I am reading chapter VI of J. Milne's book, Etale Cohomology. This chapter begins with cohomological dimensions: if $X$ is a finitely generated scheme over a separably closed field $k$, then (étale) cohomological dimension of $X$ is at most $2\dim(X)$. The proof (theorem 1.1 in the book) reduces to the case when $X$ is integral and sheaves of the form $g_{*}\mathcal{F}$ where $g: \eta \longrightarrow X$ is the generic point of $X$ and $\mathcal{F}$ a torsion sheaf on $\eta$.
Lemma 1.2. The sheaf $R^j g_*\mathcal{F}$ has support in dimension $\leq n - j$.
Proof.

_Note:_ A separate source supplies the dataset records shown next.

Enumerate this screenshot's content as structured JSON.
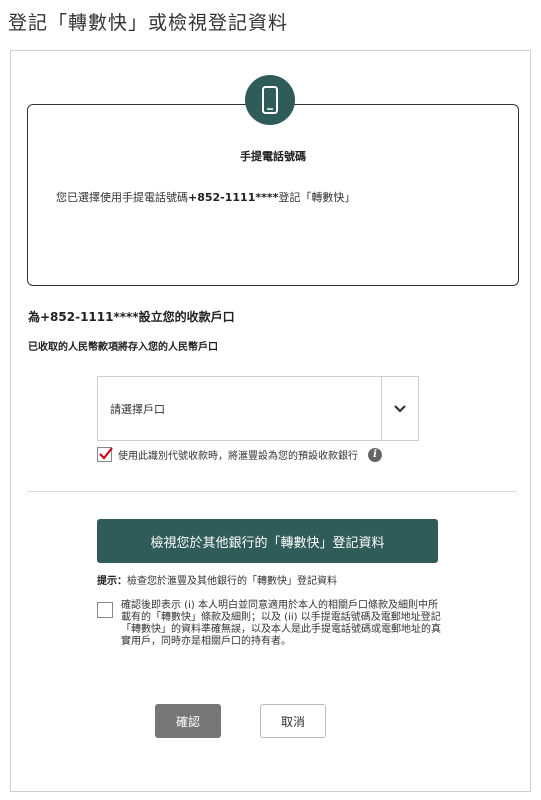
{
  "page": {
    "title": "登記「轉數快」或檢視登記資料"
  },
  "card": {
    "icon": "mobile-phone-icon",
    "title": "手提電話號碼",
    "text_prefix": "您已選擇使用手提電話號碼",
    "phone": "+852-1111****",
    "text_suffix": "登記「轉數快」"
  },
  "account": {
    "title": "為+852-1111****設立您的收款戶口",
    "subtitle": "已收取的人民幣款項將存入您的人民幣戶口",
    "select_value": "請選擇戶口",
    "default_bank_label": "使用此識別代號收款時，將滙豐設為您的預設收款銀行",
    "default_checked": true
  },
  "view_button": {
    "label": "檢視您於其他銀行的「轉數快」登記資料"
  },
  "hint": {
    "label": "提示：",
    "text": "檢查您於滙豐及其他銀行的「轉數快」登記資料"
  },
  "terms": {
    "checked": false,
    "text": "確認後即表示 (i) 本人明白並同意適用於本人的相關戶口條款及細則中所載有的「轉數快」條款及細則；以及 (ii) 以手提電話號碼及電郵地址登記「轉數快」的資料準確無誤，以及本人是此手提電話號碼或電郵地址的真實用戶，同時亦是相關戶口的持有者。"
  },
  "actions": {
    "confirm": "確認",
    "cancel": "取消"
  },
  "colors": {
    "brand": "#2f5c59",
    "check_red": "#d0021b",
    "confirm_gray": "#777777"
  }
}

Let $x \in X$, and $A= \mathcal{O}_{X,x}^{sh}$ (strict Henselization of $\mathcal{O}_{X,x}$), let $A_1,...,A_r$ be quotients of $A$ by minimal prime ideals whose fields of fractions are $K_1,...,K_r$.

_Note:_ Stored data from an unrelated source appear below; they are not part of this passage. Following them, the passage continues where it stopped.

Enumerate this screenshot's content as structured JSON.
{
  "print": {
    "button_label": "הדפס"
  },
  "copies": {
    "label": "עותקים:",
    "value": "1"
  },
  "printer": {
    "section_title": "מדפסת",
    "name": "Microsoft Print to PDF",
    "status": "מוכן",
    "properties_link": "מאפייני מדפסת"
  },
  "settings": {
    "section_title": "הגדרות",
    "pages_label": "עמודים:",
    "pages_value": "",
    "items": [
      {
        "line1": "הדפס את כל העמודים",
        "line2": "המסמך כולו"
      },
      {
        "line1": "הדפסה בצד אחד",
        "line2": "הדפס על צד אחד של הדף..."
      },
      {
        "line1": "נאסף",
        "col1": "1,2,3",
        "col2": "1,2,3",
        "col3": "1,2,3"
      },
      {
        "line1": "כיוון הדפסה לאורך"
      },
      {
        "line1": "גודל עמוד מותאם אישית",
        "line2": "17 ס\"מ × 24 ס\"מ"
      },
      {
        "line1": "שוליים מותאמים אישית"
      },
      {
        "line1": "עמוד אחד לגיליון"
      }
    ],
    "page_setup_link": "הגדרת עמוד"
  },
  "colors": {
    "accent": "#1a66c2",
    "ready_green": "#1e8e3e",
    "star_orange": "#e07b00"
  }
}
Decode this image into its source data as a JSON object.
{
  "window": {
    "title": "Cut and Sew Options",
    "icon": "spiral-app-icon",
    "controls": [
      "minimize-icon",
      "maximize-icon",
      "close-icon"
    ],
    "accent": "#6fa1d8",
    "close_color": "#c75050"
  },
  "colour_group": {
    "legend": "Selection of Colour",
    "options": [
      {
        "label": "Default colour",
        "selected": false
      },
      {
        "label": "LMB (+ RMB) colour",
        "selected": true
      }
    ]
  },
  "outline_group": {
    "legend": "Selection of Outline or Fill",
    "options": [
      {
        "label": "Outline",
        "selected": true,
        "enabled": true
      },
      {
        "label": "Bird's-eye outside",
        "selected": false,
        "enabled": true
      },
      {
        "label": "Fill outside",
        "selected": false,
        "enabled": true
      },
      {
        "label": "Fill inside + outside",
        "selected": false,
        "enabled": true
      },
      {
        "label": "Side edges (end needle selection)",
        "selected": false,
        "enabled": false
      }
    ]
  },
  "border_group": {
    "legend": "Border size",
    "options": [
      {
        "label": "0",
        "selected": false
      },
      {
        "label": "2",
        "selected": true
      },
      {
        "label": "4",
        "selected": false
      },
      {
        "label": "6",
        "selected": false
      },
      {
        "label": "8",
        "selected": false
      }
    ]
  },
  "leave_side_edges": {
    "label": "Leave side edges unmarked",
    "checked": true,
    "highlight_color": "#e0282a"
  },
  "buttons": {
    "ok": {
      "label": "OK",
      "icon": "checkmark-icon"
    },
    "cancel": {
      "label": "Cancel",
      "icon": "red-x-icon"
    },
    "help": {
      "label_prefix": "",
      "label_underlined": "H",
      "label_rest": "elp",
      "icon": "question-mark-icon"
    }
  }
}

First question. Why do we have: $$(R^j g_*\mathcal{F})_{\overline{x}} = \bigoplus H^j(K_r,\mathcal{F}_{\mid K_r})$$ I know that we can compute the LHS as $$(R^j g_*\mathcal{F})_{\overline{x}} = H^j(\eta \times_X \mathrm{Spec}(A), \mathcal{F})$$ so the above may follows once we know that $$\eta \times_X \mathrm{Spec}(A) = \coprod \mathrm{Spec}(K_r)$$ Second question. Suppose that we have such a decomposition, we want to bound the cohomological dimension of those $K_r$, Milne claims that we can do that once the following is true
Lemma 1.3. For any $x \in X$, there exists another $X'/k$ finitely generated and a closed point $x' \in X'$ such that $\mathcal{O}^{sh}_{X,x} \simeq \mathcal{O}^{sh}_{X',x'}$.
I do not see why we need $x'$ to be closed here?